Las tropas británicas están altamente profesionalizadas y son muy eficaces. Su tasa de bajas se debe a que la doctrina que aplican no acaba de funcionar, y a que son el segundo contingente en tamaño después del estadounidense: unos 8.300 soldados; a más soldados, más bajas. Si las tropas de la ISAF rebasaran los 100.000 hombres (ahora son unos 60.000) y se aplicaran con la agresividad soviética, es posible que se alcanzara la ratio de las 1.500 bajas mortales por año.

En medio de ese trágico baile de cifras, cuando se produce algún incidente serio, no faltan comentaristas que lanzan soflamas para levantar la moral e insistir en que es esencial nuestra permanencia en Afganistán. En ocasiones, el tono entusiasta recuerda el de las crónicas de la prensa decimonónica, cuando se apelaba a la ciudadanía a apoyar cualquier expedición de castigo en algún lejano país, porque los nativos se habían merendado a algún misionero.
El hecho de que se esté produciendo un claro retroceso de la política española hacia comportamientos retratados por Valle Inclán en su Ruedo Ibérico contribuye a reforzar el tono anacrónico de las arengas a favor de la aventura española en Afganistán. Como en aquellos tiempos, se insiste en difusos silogismos para explicarnos que nuestra presencia militar allí evita atentados aquí, cuando más parece que sea al revés; o que el foco principal de peligro terrorista proviene para nosotros del Asia Central, cuando el problema está en el Magreb.

Lo cierto es que el contingente español es escaso y no está preparado para acciones ofensivas sostenidas y de gran magnitud, que es lo que requiere la estrategia norteamericana contra los talibanes.
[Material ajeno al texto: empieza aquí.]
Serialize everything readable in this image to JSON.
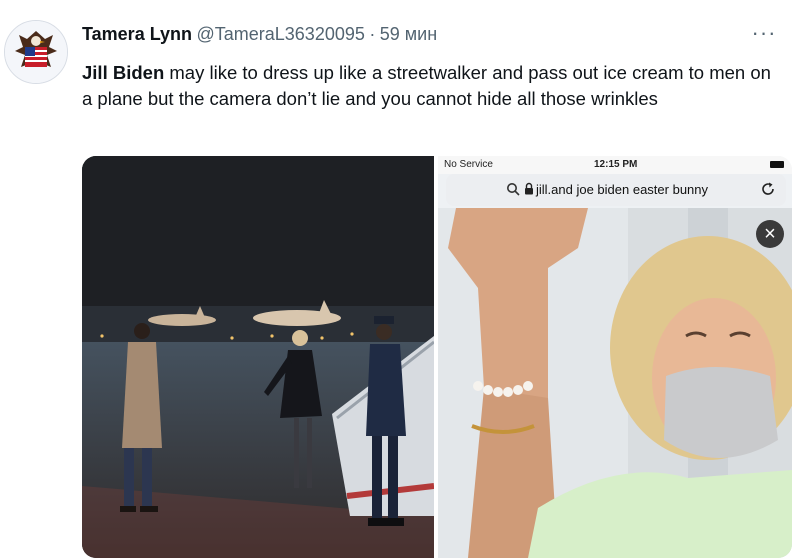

La misma logística es difícil para las tropas españolas: los muertos del Yak 42 y los del helicóptero Cougar son computados en la página web de la ISAF como pérdidas españolas en la guerra.
Los servicios de inteligencia no están preparados para operar a gran escala en países remotos y en circunstancias de guerra. Las tropas no pueden llevar a cabo acciones ofensivas eficaces. En consecuencia, los soldados (la mitad de los cuales son personal de servicios, no combatiente) están confinados en las bases, la mayor parte del tiempo, y mucho nos hemos de temer que, como ocurría hace un siglo en las colonias españolas del norte de África, estemos recurriendo en Afganistán a pagar a los jefes y prebostes locales para que no se muestren agresivos.
En ese caso, y dado que la tradición manda pagar en negro, a saber quién estaría controlando esas partidas, y a cuánto ascienden. Pero, al margen de suposiciones, los gastos regulares de la misión militar en Afganistán ya ascienden de por sí a una suma elevada, lo que es un lastre en estos tiempos de crisis financiera.

En definitiva, si las tropas españolas deben seguir en Afganistán, en nombre de una estrategia europea seguidista de las necesidades norteamericanas, al menos que nadie nos obligue a mostrarnos entusiastas o a comulgar con demagógicas ruedas de molino.
Y, sobre todo, que de vez en cuando se recuerden los porcentajes de británicos (68%), franceses (62%), australianos (56%), etcétera, deseosos de retirar sus tropas de Afganistán; y que nos pregunten a nosotros lo que pensamos. Es de suponer que las cifras irían en aumento si se publicitara que existen otras maneras más fructíferas, pacíficas y rentables para todos de resolver los problema del atribulado país centroasiático.

Francisco Veiga, profesor de Historia Contemporánea (UAB) y autor de El desequilibrio como orden, 2009.